My economics training involved renewable natural resources.  I’m applying it through our new Sustainability Commission in Bloomington. 

My experience has been in the more people-oriented world of law.  People say that they hire law firms, but they really hire lawyers, just like they would hire any other professional.  I think people ultimately choose their candidates the same way that they choose their professionals – they look for good judgment because they will be entrusting an aspect of their lives to those candidates. 

My clients have trusted me to ensure that their organizations are run legally, their employment contracts are appropriate, and that their other contracts are fair to them as well as principled in dealing with others.  They do so because they hopefully feel that I have good judgment, which is what I’m trying to bring to my Council position.
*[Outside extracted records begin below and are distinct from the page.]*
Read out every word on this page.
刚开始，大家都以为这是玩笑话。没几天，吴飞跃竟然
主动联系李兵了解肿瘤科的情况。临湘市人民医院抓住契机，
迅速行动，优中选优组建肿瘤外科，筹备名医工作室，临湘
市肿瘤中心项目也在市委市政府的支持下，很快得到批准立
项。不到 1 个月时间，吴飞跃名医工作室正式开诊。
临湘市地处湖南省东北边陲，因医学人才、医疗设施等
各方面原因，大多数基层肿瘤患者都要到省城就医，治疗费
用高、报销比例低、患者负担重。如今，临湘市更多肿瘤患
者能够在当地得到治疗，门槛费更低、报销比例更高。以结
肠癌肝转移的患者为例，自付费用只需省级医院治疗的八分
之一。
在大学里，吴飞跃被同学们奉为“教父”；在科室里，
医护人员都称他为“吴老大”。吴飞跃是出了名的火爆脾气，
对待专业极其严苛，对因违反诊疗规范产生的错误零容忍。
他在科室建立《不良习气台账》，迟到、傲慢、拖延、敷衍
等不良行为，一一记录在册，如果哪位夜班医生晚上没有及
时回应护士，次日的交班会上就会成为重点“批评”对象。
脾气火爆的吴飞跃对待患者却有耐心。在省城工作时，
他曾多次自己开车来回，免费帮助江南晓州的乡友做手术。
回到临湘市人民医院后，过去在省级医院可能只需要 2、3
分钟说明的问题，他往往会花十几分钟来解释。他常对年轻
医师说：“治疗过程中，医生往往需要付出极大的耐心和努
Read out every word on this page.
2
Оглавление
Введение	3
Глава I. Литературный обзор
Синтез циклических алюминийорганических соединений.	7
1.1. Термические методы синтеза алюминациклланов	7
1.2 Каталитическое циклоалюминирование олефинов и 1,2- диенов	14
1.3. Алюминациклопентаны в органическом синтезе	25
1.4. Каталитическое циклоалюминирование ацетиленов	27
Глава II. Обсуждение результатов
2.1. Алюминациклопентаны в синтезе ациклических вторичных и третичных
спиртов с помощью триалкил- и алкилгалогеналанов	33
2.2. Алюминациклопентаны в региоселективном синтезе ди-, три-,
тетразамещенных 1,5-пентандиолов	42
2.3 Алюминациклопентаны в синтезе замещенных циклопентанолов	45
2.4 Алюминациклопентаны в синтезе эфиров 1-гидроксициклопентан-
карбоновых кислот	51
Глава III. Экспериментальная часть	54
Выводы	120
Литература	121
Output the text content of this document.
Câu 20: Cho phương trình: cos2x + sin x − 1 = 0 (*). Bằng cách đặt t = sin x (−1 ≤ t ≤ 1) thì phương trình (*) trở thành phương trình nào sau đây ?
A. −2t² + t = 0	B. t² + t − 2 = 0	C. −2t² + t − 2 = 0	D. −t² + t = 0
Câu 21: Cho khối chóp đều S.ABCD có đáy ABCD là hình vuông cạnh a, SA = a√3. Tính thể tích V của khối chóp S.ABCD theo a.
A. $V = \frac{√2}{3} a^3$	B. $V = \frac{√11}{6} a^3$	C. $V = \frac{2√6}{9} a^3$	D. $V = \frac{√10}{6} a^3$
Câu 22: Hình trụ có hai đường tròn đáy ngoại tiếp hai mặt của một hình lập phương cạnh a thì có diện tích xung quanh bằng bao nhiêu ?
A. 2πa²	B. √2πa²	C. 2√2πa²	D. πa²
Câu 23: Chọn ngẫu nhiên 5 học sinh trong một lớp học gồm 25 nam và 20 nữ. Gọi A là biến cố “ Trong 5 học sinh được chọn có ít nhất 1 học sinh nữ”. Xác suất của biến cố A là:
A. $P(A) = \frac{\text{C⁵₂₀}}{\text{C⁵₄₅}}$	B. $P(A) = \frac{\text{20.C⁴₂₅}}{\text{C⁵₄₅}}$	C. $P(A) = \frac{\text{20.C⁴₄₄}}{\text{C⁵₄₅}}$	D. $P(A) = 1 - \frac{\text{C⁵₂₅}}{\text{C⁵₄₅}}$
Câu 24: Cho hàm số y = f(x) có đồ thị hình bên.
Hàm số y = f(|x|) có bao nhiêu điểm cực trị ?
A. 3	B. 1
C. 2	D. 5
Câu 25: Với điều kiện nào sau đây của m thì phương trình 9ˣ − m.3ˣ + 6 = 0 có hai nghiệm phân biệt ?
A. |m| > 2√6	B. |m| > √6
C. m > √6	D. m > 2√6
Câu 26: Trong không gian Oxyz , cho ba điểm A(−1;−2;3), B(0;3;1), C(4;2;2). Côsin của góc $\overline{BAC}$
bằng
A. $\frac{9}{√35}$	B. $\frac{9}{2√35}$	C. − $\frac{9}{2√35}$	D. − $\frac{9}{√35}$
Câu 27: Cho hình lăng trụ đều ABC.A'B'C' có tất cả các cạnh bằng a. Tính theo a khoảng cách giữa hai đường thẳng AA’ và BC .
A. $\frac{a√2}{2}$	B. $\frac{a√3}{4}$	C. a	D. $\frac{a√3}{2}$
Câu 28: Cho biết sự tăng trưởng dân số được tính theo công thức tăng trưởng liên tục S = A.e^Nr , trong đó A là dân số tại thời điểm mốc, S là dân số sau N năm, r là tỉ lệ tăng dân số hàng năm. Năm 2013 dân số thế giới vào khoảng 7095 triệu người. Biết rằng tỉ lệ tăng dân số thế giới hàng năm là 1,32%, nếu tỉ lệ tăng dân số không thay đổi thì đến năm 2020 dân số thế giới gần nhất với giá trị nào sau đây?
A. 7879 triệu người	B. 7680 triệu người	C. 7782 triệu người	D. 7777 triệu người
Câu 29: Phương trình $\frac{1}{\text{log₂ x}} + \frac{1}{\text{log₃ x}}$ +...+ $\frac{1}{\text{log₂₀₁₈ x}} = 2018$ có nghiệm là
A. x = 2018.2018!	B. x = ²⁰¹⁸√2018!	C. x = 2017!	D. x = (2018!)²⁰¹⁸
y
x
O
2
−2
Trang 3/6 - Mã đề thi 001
SD49GOP:  Eldon, to others that might be considering a run for local office, what experience would you recommend that they have to make an ideal City Council member?

Eldon:  An ideal City Council member has to be engaged in a broad variety of activities within their community.  They have to be attentive to their neighborhoods. 

You should have a purpose in running for office that matches your own interests. What people really want to see is your passion.  You have often heard the phrase, “Well, I don’t agree with him on everything, but I like the way he stands for what he believes.”  Ultimately, we all have to be ourselves.

You have to be articulate.  You also have to listen because you may want to reconsider your views in light of our constituents’ needs.  But unless you bring some kind of passion, you might as well forget all of the white papers and brochures because people want to see people who clearly believe the philosophy that they are espousing.

SD49GOP:  Would you like to bring up any final thoughts on your election race?

Eldon:  The issues that are here today are going to give way to new issues as the city keeps evolving.  It is important at this time when there is such discord between different bodies in government to try to find old fashion ways to bring deals together, to be civil, and to continue to have discourse with your adversaries.

We need to continue to listen to people and to focus on quality of service in the city of Bloomington.  Just because consumers of city services are a “captive audience” doesn’t mean that services shouldn’t or can’t be improved.